Johnny’s eyes widen in surprise. “I really hope not…!”
“Oh yes.” Her face in the mirror is pale. “At least, Lockey didn’t deny it. The bloodline is rare outside of the western isles. And the organization’s done a good job over the past few decades of ensuring that the believers don’t stray, and the stray don’t believe. But Lockey only needed two of you—Schiller and someone else—to make it work. I’m thinking we were set up.”
Johnny digests this for a minute. Then: “Schiller’s dead.”
“I would say so, yes. At least, he was on the wrong side of the gate when I unplugged the generator that was powering the control node. Along with whatever he managed to awaken.”
“The Sleeper? It’s awake?”
“Probably. Maybe. I was very much afraid that it was finally stirring from its sleep when I went back through the gate, and it certainly seemed restless.” Her knuckles whiten on the steering wheel. “It’ll be weak, though. To wake it is the easy part—feeding it until it’s strong enough to act is the hard bit. That’s what the mass sacrifice was about. It may be awake but right now it’s trapped in the temple, barely conscious, with nothing to feed on but Raymond Schiller. And if the Nazgûl thought they could control it, they’re going to learn otherwise really soon.”
“So, what now?”
“What, next, you mean?”
“Don’t act the ingenue with me, boss, it won’t wash.”
“We go home.” Her voice is tired. “We conduct the post-mortem. Then we dig in for the phony war.”
“Ah.” His eyebrows rise with enlightenment. “You think it’s going that way?”
“I am certain of it.” He sees her frown in the mirror. “At least we got out of there alive. What did you think of Mr. Howard’s performance?”
“’E came through better than I expected, keeping up with you, Duchess. Is ’e still alive?”
“Probably. I passed him on the way out. Unconscious.” She pauses. “He’s got potential. If only he can get over his squeamish side he’ll be a very useful asset. And I think we can work on that.”
“So you’ve made up your mind, have you? Despite the aforementioned clusterfuck?”
“Yes. We’ve got to take talent where we can find it, and it’s not Howard’s fault the mission was a qualified failure.” She taps the fingers of her right hand on the wheel boss. For a moment there’s a flash of bitterness in her eyes. “You win some, you lose some. And when you lose, you have to pull yourself together and go back for more. Otherwise, the other side wins by default.”
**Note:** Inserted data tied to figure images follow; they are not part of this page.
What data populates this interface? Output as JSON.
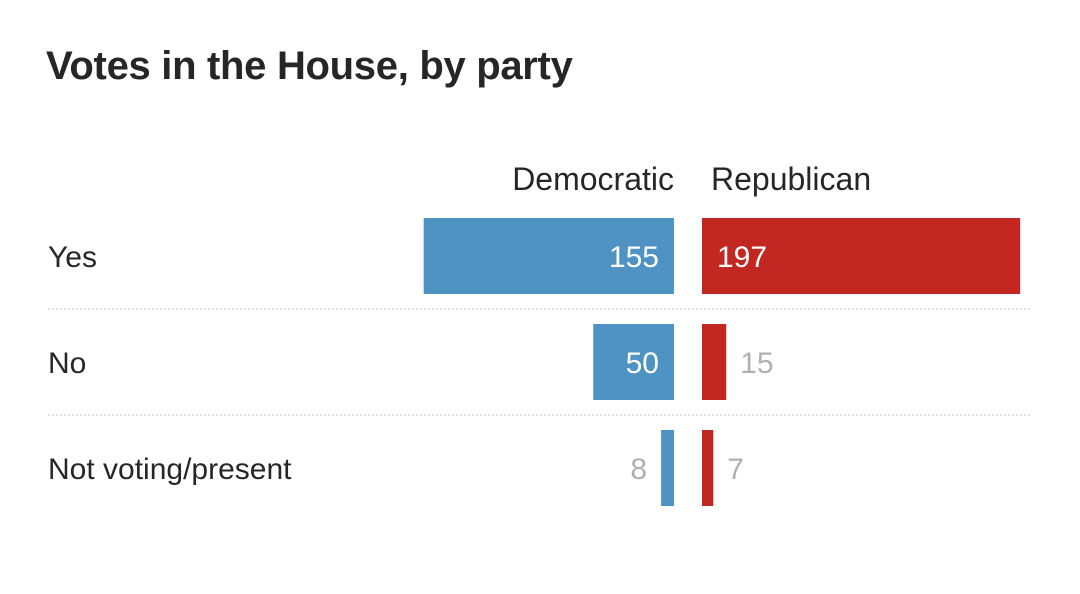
{
  "chart_data": {
    "type": "bar",
    "title": "Votes in the House, by party",
    "categories": [
      "Yes",
      "No",
      "Not voting/present"
    ],
    "series": [
      {
        "name": "Democratic",
        "values": [
          155,
          50,
          8
        ]
      },
      {
        "name": "Republican",
        "values": [
          197,
          15,
          7
        ]
      }
    ],
    "xlim": [
      0,
      200
    ],
    "grid": false,
    "legend": "top"
  },
  "colors": {
    "democratic": "#4f93c4",
    "republican": "#c32722",
    "label_inside": "#ffffff",
    "label_outside": "#b0b0b0",
    "category_text": "#262626",
    "divider": "#cfcfcf"
  }
}
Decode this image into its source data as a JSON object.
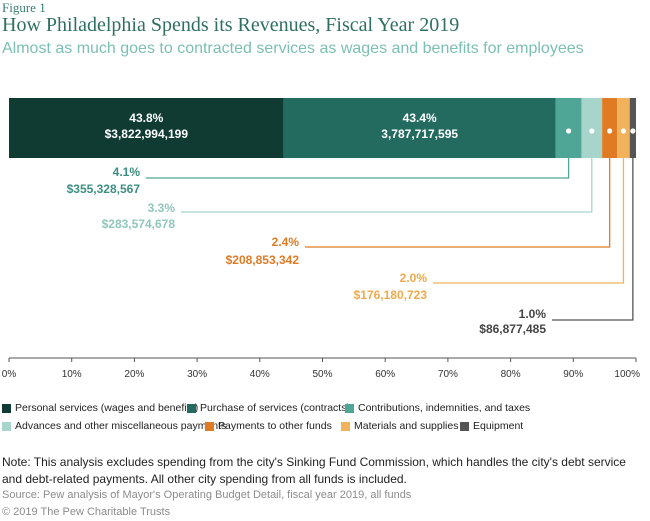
{
  "header": {
    "figure_label": "Figure 1",
    "title": "How Philadelphia Spends its Revenues, Fiscal Year 2019",
    "subtitle": "Almost as much goes to contracted services as wages and benefits for employees"
  },
  "chart_data": {
    "type": "bar",
    "orientation": "horizontal-stacked-100",
    "xlim": [
      0,
      100
    ],
    "x_ticks": [
      "0%",
      "10%",
      "20%",
      "30%",
      "40%",
      "50%",
      "60%",
      "70%",
      "80%",
      "90%",
      "100%"
    ],
    "series": [
      {
        "name": "Personal services (wages and benefits)",
        "percent": 43.8,
        "percent_label": "43.8%",
        "amount_label": "$3,822,994,199",
        "color": "#0f3b33"
      },
      {
        "name": "Purchase of services (contracts)",
        "percent": 43.4,
        "percent_label": "43.4%",
        "amount_label": "3,787,717,595",
        "color": "#236b5f"
      },
      {
        "name": "Contributions, indemnities, and taxes",
        "percent": 4.1,
        "percent_label": "4.1%",
        "amount_label": "$355,328,567",
        "color": "#4fa596"
      },
      {
        "name": "Advances and other miscellaneous payments",
        "percent": 3.3,
        "percent_label": "3.3%",
        "amount_label": "$283,574,678",
        "color": "#a7d4cb"
      },
      {
        "name": "Payments to other funds",
        "percent": 2.4,
        "percent_label": "2.4%",
        "amount_label": "$208,853,342",
        "color": "#e07b24"
      },
      {
        "name": "Materials and supplies",
        "percent": 2.0,
        "percent_label": "2.0%",
        "amount_label": "$176,180,723",
        "color": "#f2b25c"
      },
      {
        "name": "Equipment",
        "percent": 1.0,
        "percent_label": "1.0%",
        "amount_label": "$86,877,485",
        "color": "#555555"
      }
    ]
  },
  "footer": {
    "note": "Note: This analysis excludes spending from the city's Sinking Fund Commission, which handles the city's debt service and debt-related payments. All other city spending from all funds is included.",
    "source": "Source: Pew analysis of Mayor's Operating Budget Detail, fiscal year 2019, all funds",
    "copyright": "© 2019 The Pew Charitable Trusts"
  }
}
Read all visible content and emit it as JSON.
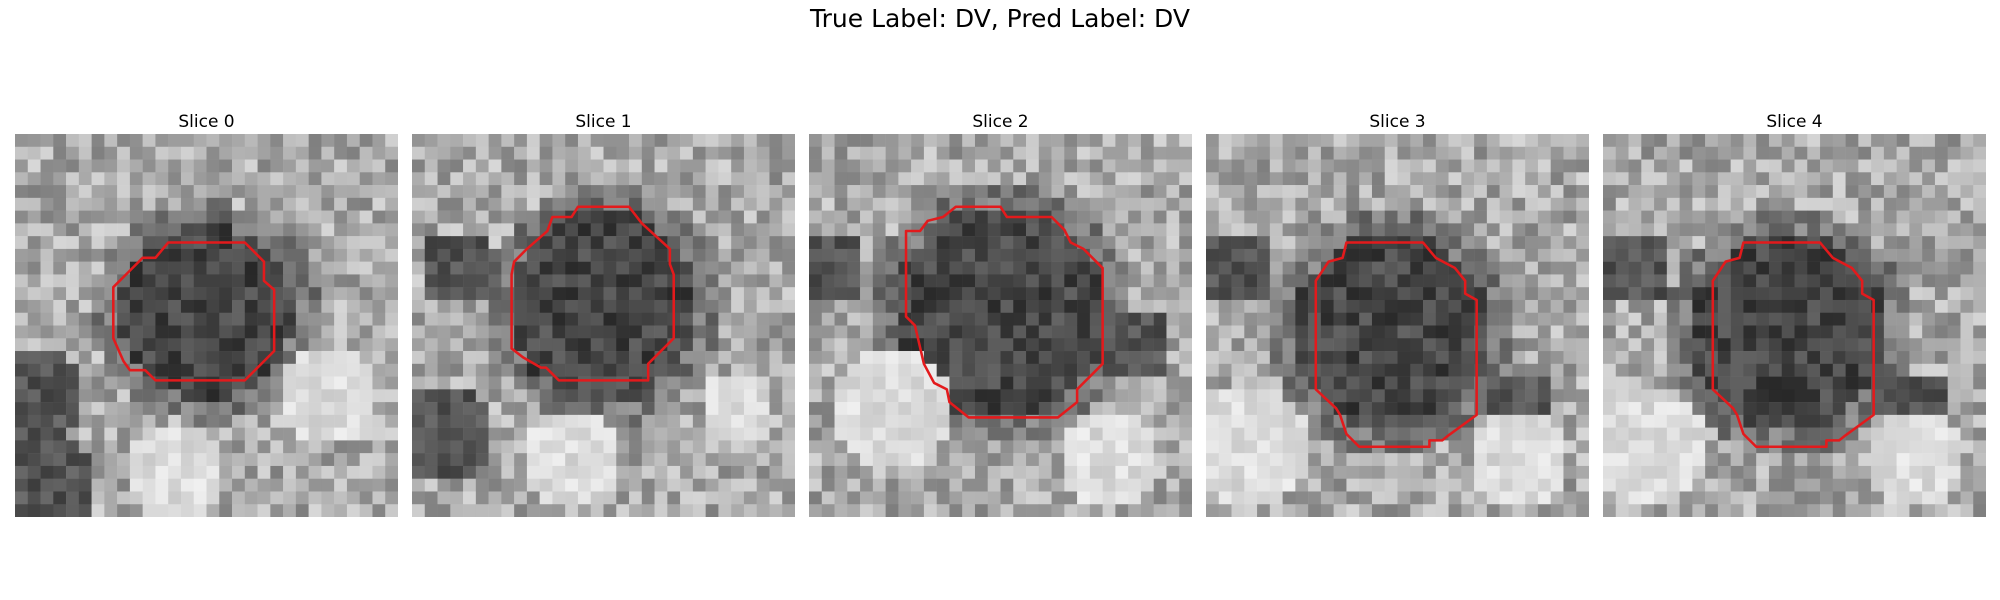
{
  "figure": {
    "title": "True Label: DV, Pred Label: DV"
  },
  "colors": {
    "contour": "#e31a1c"
  },
  "grid_size": 30,
  "slices": [
    {
      "title": "Slice 0",
      "blob_center": [
        15,
        14
      ],
      "blob_radius": 6.8,
      "seed": 11,
      "dark_blobs": [
        [
          2,
          27,
          4
        ],
        [
          1,
          20,
          4
        ]
      ],
      "bright_blobs": [
        [
          12,
          26,
          4
        ],
        [
          24,
          20,
          4
        ]
      ],
      "contour": [
        [
          12,
          8.5
        ],
        [
          18,
          8.5
        ],
        [
          19.5,
          10
        ],
        [
          19.5,
          11.5
        ],
        [
          20.3,
          12.2
        ],
        [
          20.3,
          17
        ],
        [
          18,
          19.3
        ],
        [
          11,
          19.3
        ],
        [
          10.2,
          18.5
        ],
        [
          9,
          18.5
        ],
        [
          8.5,
          17.8
        ],
        [
          7.7,
          16
        ],
        [
          7.7,
          12
        ],
        [
          10,
          9.7
        ],
        [
          11,
          9.7
        ]
      ]
    },
    {
      "title": "Slice 1",
      "blob_center": [
        15,
        13.5
      ],
      "blob_radius": 7.5,
      "seed": 23,
      "dark_blobs": [
        [
          2,
          23,
          4
        ],
        [
          3,
          10,
          3
        ]
      ],
      "bright_blobs": [
        [
          12,
          25,
          4
        ],
        [
          25,
          21,
          3
        ]
      ],
      "contour": [
        [
          13,
          5.7
        ],
        [
          17,
          5.7
        ],
        [
          18,
          7
        ],
        [
          20.2,
          9
        ],
        [
          20.2,
          10.2
        ],
        [
          20.5,
          11
        ],
        [
          20.5,
          16
        ],
        [
          18.5,
          18
        ],
        [
          18.5,
          19.3
        ],
        [
          11.5,
          19.3
        ],
        [
          10.5,
          18.3
        ],
        [
          10.1,
          18.3
        ],
        [
          8.7,
          17.5
        ],
        [
          7.8,
          16.8
        ],
        [
          7.8,
          11
        ],
        [
          8,
          10
        ],
        [
          9,
          9
        ],
        [
          10.6,
          7.6
        ],
        [
          11,
          6.5
        ],
        [
          12.5,
          6.5
        ]
      ]
    },
    {
      "title": "Slice 2",
      "blob_center": [
        15,
        14
      ],
      "blob_radius": 8.4,
      "seed": 37,
      "dark_blobs": [
        [
          1,
          10,
          3
        ],
        [
          25,
          16,
          3
        ]
      ],
      "bright_blobs": [
        [
          6,
          21,
          5
        ],
        [
          23,
          25,
          4
        ]
      ],
      "contour": [
        [
          11.5,
          5.7
        ],
        [
          15,
          5.7
        ],
        [
          15.5,
          6.5
        ],
        [
          19,
          6.5
        ],
        [
          20,
          7.5
        ],
        [
          20.5,
          8.5
        ],
        [
          21.5,
          9
        ],
        [
          23,
          10.5
        ],
        [
          23,
          18
        ],
        [
          21,
          20
        ],
        [
          21,
          21
        ],
        [
          19.5,
          22.2
        ],
        [
          12.5,
          22.2
        ],
        [
          11,
          21
        ],
        [
          10.8,
          20
        ],
        [
          9.8,
          19.5
        ],
        [
          9,
          18
        ],
        [
          8.3,
          15
        ],
        [
          7.6,
          14.3
        ],
        [
          7.6,
          7.6
        ],
        [
          8.7,
          7.6
        ],
        [
          9.3,
          6.8
        ],
        [
          10.5,
          6.5
        ]
      ]
    },
    {
      "title": "Slice 3",
      "blob_center": [
        14.5,
        15.5
      ],
      "blob_radius": 7.8,
      "seed": 51,
      "dark_blobs": [
        [
          2,
          10,
          3
        ],
        [
          24,
          21,
          3
        ]
      ],
      "bright_blobs": [
        [
          3,
          24,
          5
        ],
        [
          24,
          25,
          4
        ]
      ],
      "contour": [
        [
          11,
          8.5
        ],
        [
          17,
          8.5
        ],
        [
          18,
          9.7
        ],
        [
          19.5,
          10.5
        ],
        [
          20.3,
          11.5
        ],
        [
          20.3,
          12.5
        ],
        [
          21.2,
          13
        ],
        [
          21.2,
          22
        ],
        [
          19,
          23.6
        ],
        [
          18.5,
          24
        ],
        [
          17.5,
          24
        ],
        [
          17.5,
          24.5
        ],
        [
          12,
          24.5
        ],
        [
          11,
          23.5
        ],
        [
          10.5,
          22
        ],
        [
          10.2,
          21.5
        ],
        [
          8.6,
          20
        ],
        [
          8.6,
          11.5
        ],
        [
          9.6,
          10
        ],
        [
          10.7,
          9.7
        ]
      ]
    },
    {
      "title": "Slice 4",
      "blob_center": [
        14.5,
        15.5
      ],
      "blob_radius": 7.8,
      "seed": 67,
      "dark_blobs": [
        [
          2,
          10,
          3
        ],
        [
          24,
          21,
          3
        ]
      ],
      "bright_blobs": [
        [
          3,
          24,
          5
        ],
        [
          24,
          25,
          4
        ]
      ],
      "contour": [
        [
          11,
          8.5
        ],
        [
          17,
          8.5
        ],
        [
          18,
          9.7
        ],
        [
          19.5,
          10.5
        ],
        [
          20.3,
          11.5
        ],
        [
          20.3,
          12.5
        ],
        [
          21.2,
          13
        ],
        [
          21.2,
          22
        ],
        [
          19,
          23.6
        ],
        [
          18.5,
          24
        ],
        [
          17.5,
          24
        ],
        [
          17.5,
          24.5
        ],
        [
          12,
          24.5
        ],
        [
          11,
          23.5
        ],
        [
          10.5,
          22
        ],
        [
          10.2,
          21.5
        ],
        [
          8.6,
          20
        ],
        [
          8.6,
          11.5
        ],
        [
          9.6,
          10
        ],
        [
          10.7,
          9.7
        ]
      ]
    }
  ]
}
“A HEARING?” I MANAGE NOT TO SQUEAK. “DO I, UH, WOULD I be advised to ask for an advocate? Or legal advice?”
“It’s not that kind of hearing.” The Senior Auditor actually looks cheerful. “You’re not in the frame for GOD GAME BLACK running off the rails. In fact, you’ve come out of it smelling of roses. Or, at least, not covered in sewage. For one thing, you survived. For another thing, so did the executives you were sent to support.”
“But what about—”
“Come on.” He stands up. “You’ve already worked most of it out for yourself, but we still have some procedures to go through, forms to file, that sort of thing.”
“Forms for what?”
“Forms for Human Resources to document your permanent transfer to External Assets as an executive assistant. BASHFUL INCENDIARY’s report on your performance was quite positive, and you seem to have come through Gerald Lockhart’s stress test with acceptable results. The one thing everyone who has ever supervised you agrees on is that you’d be wasted in middle management. So you’re not going there. Instead, you’re being diverted onto the other career ladder, the one most people in the organization don’t know about.
“Welcome to Mahogany Row, Mr. Howard. And may whichever god you choose to believe in have mercy on your soul.”